New Delhi: In a significant stride towards an “Atmanirbhar Bharat” in telecommunications, the Telecommunication Engineering Centre (TEC), the technical arm of the Department of Telecommunications (DoT), and the SRM Institute of Science & Technology (SRMIST) have inked a Memorandum of Understanding (MoU) on 13 November 2025.
This alliance sets the stage for India to ramp up indigenous telecom research, manufacturing and global standards leadership.
Background of TEC SRMIST MoU
TEC is responsible for formulating technical standards, specifications and conformity assessment requirements for telecom equipment and networks in India.
SRMIST, founded in 1985 in Kattankulathur near Chennai, is a deemed-university with strong research capabilities in AI, cybersecurity, advanced telecommunications and quantum communications.
Read Also: India’s Next Telecom Leap: TEC-IIT Bombay MoU to Drive 6G, Satellite & Open-RAN Innovations in India
With global telecom moving fast towards 6G, non-terrestrial networks (NTN), quantum communications and Open RAN, India needs to accelerate its home-grown capabilities to keep pace and influence international standardisation.
Importance of the TEC SRMIST MoU
Indigenous R&D & Manufacturing Growth: The partnership aims to strengthen India’s telecom manufacturing ecosystem by developing India-specific standards, test frameworks and home-grown solutions.
Global Standardisation Influence: Through their joint work, India is positioning itself to make meaningful contributions to bodies like the International Telecommunication Union (ITU-T, ITU-D, ITU-R) and 3GPP, thereby enhancing its global voice.
Technologies of the Future: The collaboration covers areas such as 6G architecture, AI & generative models in telecom, quantum communication, edge AI, mmWave, optical communications, NTNs and Open RAN.
Strategic Autonomy: By having domestic capacities in place, India can reduce import dependence, improve security of telecom infrastructure and align with its national scheme of technological self-reliance.
Key Challenges to Watch
Rapid Technological Change: Keeping pace with global developments in 6G, quantum, terahertz and NTNs is resource-intensive and time-sensitive.
Standardisation Complexity: Global standard bodies involve many players; ensuring India’s voice is heard and technical contributions accepted requires significant preparation and coordination.

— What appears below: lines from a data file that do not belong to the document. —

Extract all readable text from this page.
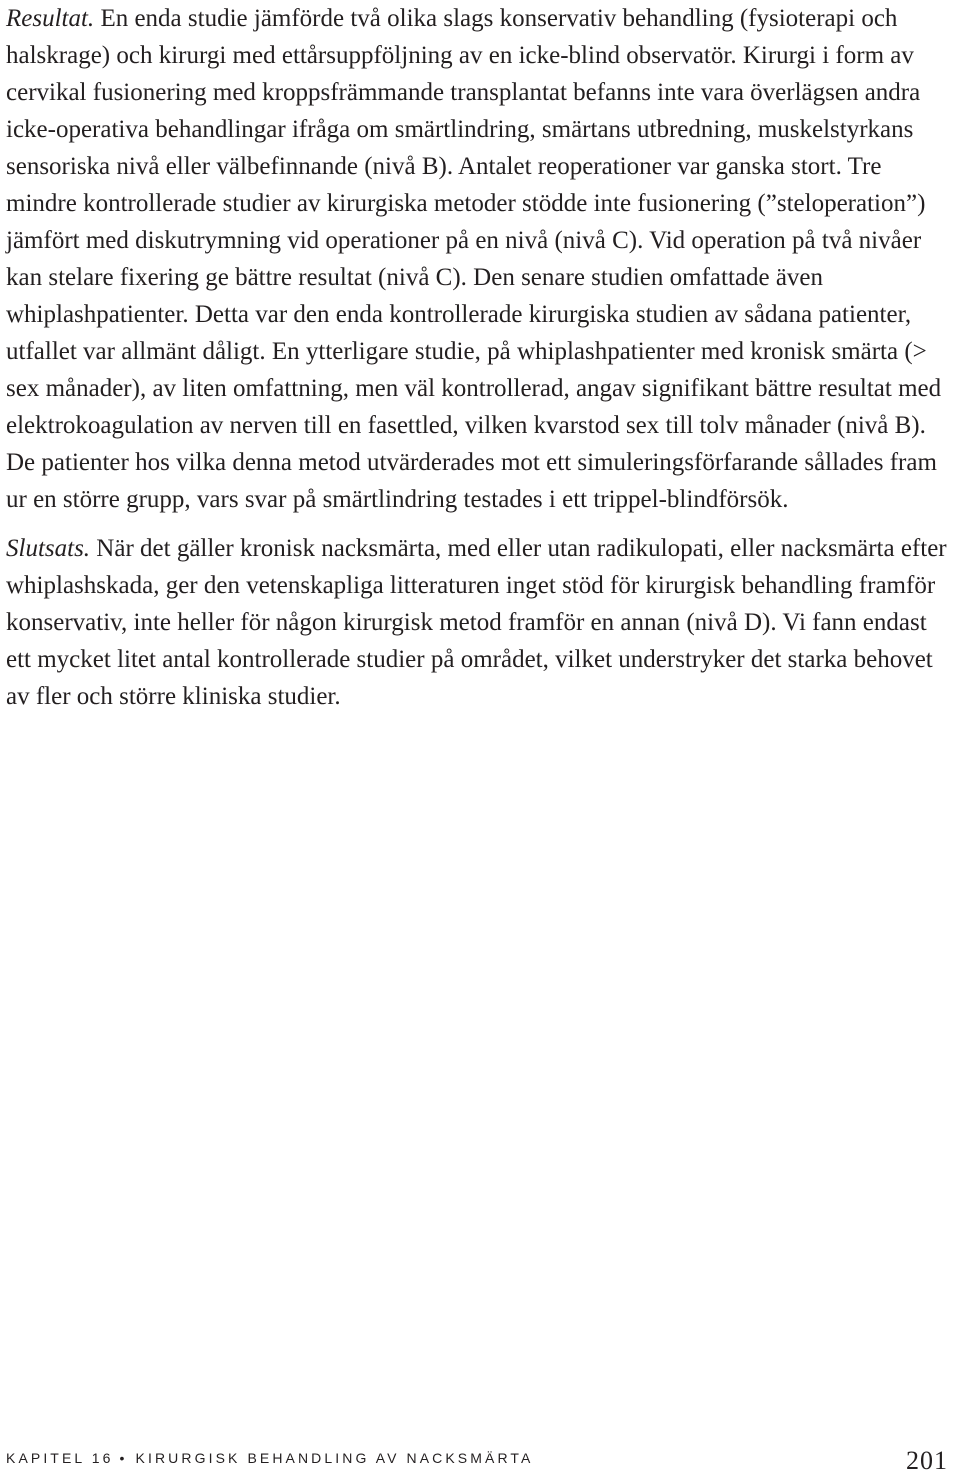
Resultat. En enda studie jämförde två olika slags konservativ behandling (fysioterapi och halskrage) och kirurgi med ettårsuppföljning av en icke-blind observatör. Kirurgi i form av cervikal fusionering med kroppsfrämmande transplantat befanns inte vara överlägsen andra icke-operativa behandlingar ifråga om smärtlindring, smärtans utbredning, muskelstyrkans sensoriska nivå eller välbefinnande (nivå B). Antalet reoperationer var ganska stort. Tre mindre kontrollerade studier av kirurgiska metoder stödde inte fusionering (”steloperation”) jämfört med diskutrymning vid operationer på en nivå (nivå C). Vid operation på två nivåer kan stelare fixering ge bättre resultat (nivå C). Den senare studien omfattade även whiplashpatienter. Detta var den enda kontrollerade kirurgiska studien av sådana patienter, utfallet var allmänt dåligt. En ytterligare studie, på whiplashpatienter med kronisk smärta (> sex månader), av liten omfattning, men väl kontrollerad, angav signifikant bättre resultat med elektrokoagulation av nerven till en fasettled, vilken kvarstod sex till tolv månader (nivå B). De patienter hos vilka denna metod utvärderades mot ett simuleringsförfarande sållades fram ur en större grupp, vars svar på smärtlindring testades i ett trippel-blindförsök.

Slutsats. När det gäller kronisk nacksmärta, med eller utan radikulopati, eller nacksmärta efter whiplashskada, ger den vetenskapliga litteraturen inget stöd för kirurgisk behandling framför konservativ, inte heller för någon kirurgisk metod framför en annan (nivå D). Vi fann endast ett mycket litet antal kontrollerade studier på området, vilket understryker det starka behovet av fler och större kliniska studier.

KAPITEL 16 • KIRURGISK BEHANDLING AV NACKSMÄRTA	201
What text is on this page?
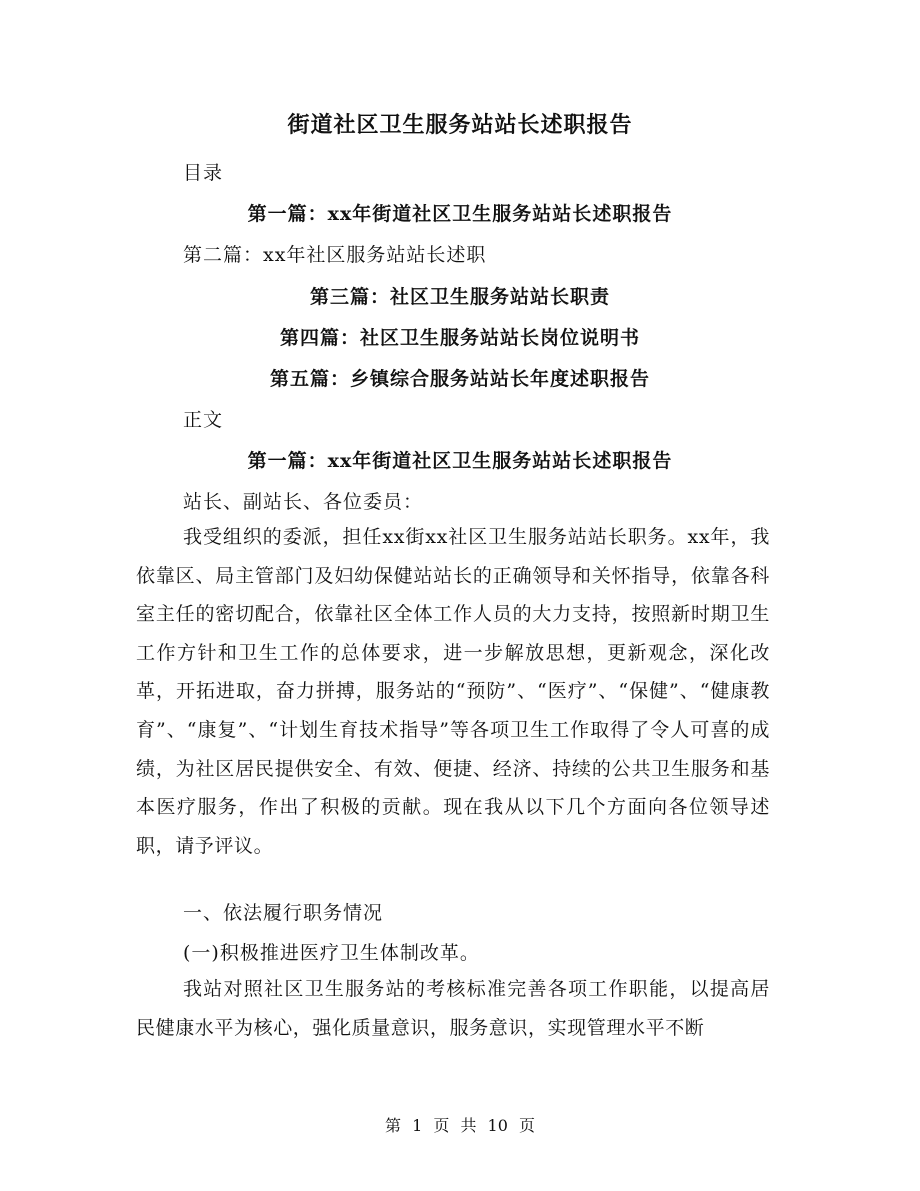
街道社区卫生服务站站长述职报告
目录
第一篇：xx年街道社区卫生服务站站长述职报告
第二篇：xx年社区服务站站长述职
第三篇：社区卫生服务站站长职责
第四篇：社区卫生服务站站长岗位说明书
第五篇：乡镇综合服务站站长年度述职报告
正文
第一篇：xx年街道社区卫生服务站站长述职报告
站长、副站长、各位委员：
我受组织的委派，担任xx街xx社区卫生服务站站长职务。xx年，我依靠区、局主管部门及妇幼保健站站长的正确领导和关怀指导，依靠各科室主任的密切配合，依靠社区全体工作人员的大力支持，按照新时期卫生工作方针和卫生工作的总体要求，进一步解放思想，更新观念，深化改革，开拓进取，奋力拼搏，服务站的“预防”、“医疗”、“保健”、“健康教育”、“康复”、“计划生育技术指导”等各项卫生工作取得了令人可喜的成绩，为社区居民提供安全、有效、便捷、经济、持续的公共卫生服务和基本医疗服务，作出了积极的贡献。现在我从以下几个方面向各位领导述职，请予评议。
一、依法履行职务情况
(一)积极推进医疗卫生体制改革。
我站对照社区卫生服务站的考核标准完善各项工作职能，以提高居民健康水平为核心，强化质量意识，服务意识，实现管理水平不断
第 1 页 共 10 页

Manufacturing Ecosystem Gap: Bridging from research to large-scale manufacturing is non-trivial—requires supply chain, quality assurance, capital and regulatory support.
Talent & Infrastructure: High-end research demands skilled manpower, lab infrastructure and sustained funding; building this at scale is a challenge.
Key Implications
For Industry: Telecom equipment manufacturers and vendors in India may get access to newly developed India-specific test frameworks and standards, potentially lowering barriers to entry and boosting domestic supply chains.
For Academia & Research: SRMIST and other academic partners may get increased visibility, funding and collaboration opportunities in frontier telecom research.
For Policy & Economy: This MoU bolsters India’s national mission of technological independence, aids job creation in high-tech sectors and enhances national security of communications infrastructure.
For Consumers & Nation: Better and more secure telecom networks, more innovation, potential cost benefits as domestic manufacturing scales up, and leadership in future networks may accrue to India.
Way Forward
- Both organisations should design a clear timeline and milestones for research topics (6G, quantum, edge AI etc.), standardisation contributions and manufacturing outcomes.
- Bring in industry players (manufacturers, startups), other academic institutions and standardisation bodies into the fold to broaden impact.
- Invest in state-of-the-art labs and ramps for prototyping, testing and manufacturing of telecom hardware, especially in emerging domains like terahertz and optical communications.
- Once Indian standards and manufacturing capabilities mature, target global markets, especially developing economies, to export telecom equipment and solutions.
- Establish periodic review mechanisms for the MoU’s progress, publish key outcomes and adjust strategy based on changing global telecom dynamics.